I don’t actually want to talk about dataviz here, I want to talk about the data that is visualized. I routinely see graphs that are not (necessarily) bad as misleading graphs, but is bad data to be presented in a graph. There are plenty of examples of unreasonably constrained axes, or simply incorrect bar heights — but that’s not the problem for today.
Today, I want to give an example of data that is displayed as if the information is comparable, when it isn’t – like dollars and scores, or percentage improvement versus totals. What do I mean? I have a great example!
This graph is a masterpiece of the errors I am talking about. And it seems the very recently deceased Dr. Coulson is being maligned by a wiki article on Cato attributing this graph to him. (At the very least, the original seems to have kept dollars and percentages separate.) This graph tries hard to make incomparable data comparable, by displaying percentage change of a variety of incomparable datasets — which is better than showing the comparable raw data, right?
Well, no. At least not here. But why are they incomparable?
First, we have NAEP scores, which are inconsistently measured over the time period; the meaning of the metric changed repeatedly over the time period displayed, as academic standards have been altered to reflect the changing abilities and needs of students.
They are also scores, and as I’m sure everyone is aware, the difference between a 1300 and an 1400 on the SAT is much smaller than the difference between a 1500 and a 1600. Percentage improvements on these tests are not a great comparison. They are also a range-bound number; the scores are in the range 0–500, so that doubling the math scores is not only not linear, but in most cases literally impossible; it’s already around 300.
Next, the basis for all of these numbers is non-constant, in an interesting way. The chart presents enrollment as a total, but ignores the changing demographic mix — and no, this isn’t about the soft bigotry of low expectations, it’s about the expanding school population. Expanding? Yes — because the number is constant, but the total is shrinking. (Chart by Bill McBride)
The 1970s were the height of the baby boom — and the percentage of people who were going to school was still on an upwards trend;
The totals were flat, but the demographic split wasn’t, and the percentage of low achievers, who are the least likely to attend, is increasing. And the demographic composition of schools matters. But I won’t get into divergent birth rates and similar demographic issues any further for now.

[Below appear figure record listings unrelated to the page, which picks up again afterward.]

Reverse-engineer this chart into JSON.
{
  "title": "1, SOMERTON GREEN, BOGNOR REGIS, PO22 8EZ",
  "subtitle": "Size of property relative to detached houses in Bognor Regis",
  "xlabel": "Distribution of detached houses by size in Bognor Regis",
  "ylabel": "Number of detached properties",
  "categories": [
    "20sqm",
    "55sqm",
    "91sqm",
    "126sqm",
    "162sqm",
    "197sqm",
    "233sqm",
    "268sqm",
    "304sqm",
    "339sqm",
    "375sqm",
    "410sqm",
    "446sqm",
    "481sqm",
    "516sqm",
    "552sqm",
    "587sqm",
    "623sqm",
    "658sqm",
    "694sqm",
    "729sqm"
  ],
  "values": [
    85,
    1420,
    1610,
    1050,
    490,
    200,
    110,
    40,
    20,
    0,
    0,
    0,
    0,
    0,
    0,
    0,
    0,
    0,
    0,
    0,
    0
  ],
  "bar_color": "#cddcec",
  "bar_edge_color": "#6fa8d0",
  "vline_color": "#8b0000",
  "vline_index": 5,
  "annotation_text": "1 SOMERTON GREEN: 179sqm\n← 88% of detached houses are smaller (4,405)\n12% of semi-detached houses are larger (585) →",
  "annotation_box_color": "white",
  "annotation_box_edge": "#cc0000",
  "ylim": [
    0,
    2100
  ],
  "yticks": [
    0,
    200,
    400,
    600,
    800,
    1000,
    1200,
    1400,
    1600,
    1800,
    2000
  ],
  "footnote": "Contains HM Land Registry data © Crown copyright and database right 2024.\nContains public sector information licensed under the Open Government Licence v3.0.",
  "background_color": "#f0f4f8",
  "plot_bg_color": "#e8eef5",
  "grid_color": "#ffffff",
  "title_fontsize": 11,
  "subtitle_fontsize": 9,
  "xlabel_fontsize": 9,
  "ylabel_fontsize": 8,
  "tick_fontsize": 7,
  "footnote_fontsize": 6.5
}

But what about cost? I mean, clearly that can’t be deceptive — we’re spending more, because we keep hiring more teachers, like the chart seems to show! But we aren’t —teachers only increased by 50% in that time, not nearly 100%. But the chart isn’t wrong — they’re hiring more staff (largely to deal with regulations, as I’m sure Cato would agree.)
And this also explains why total cost went up — we have way more non-teacher staff, many of whom are much more expensive. We’re also neglecting the fact that the country is richer, and as a share of GDP, we’re way behind, because we pay teachers the same amount, but the economy as a whole grew. But that’s a different issue.
So yes, we can show a bunch of numbers correctly on a chart, but it won’t mean what it looks like if we’re sloppy — or purposefully misleading.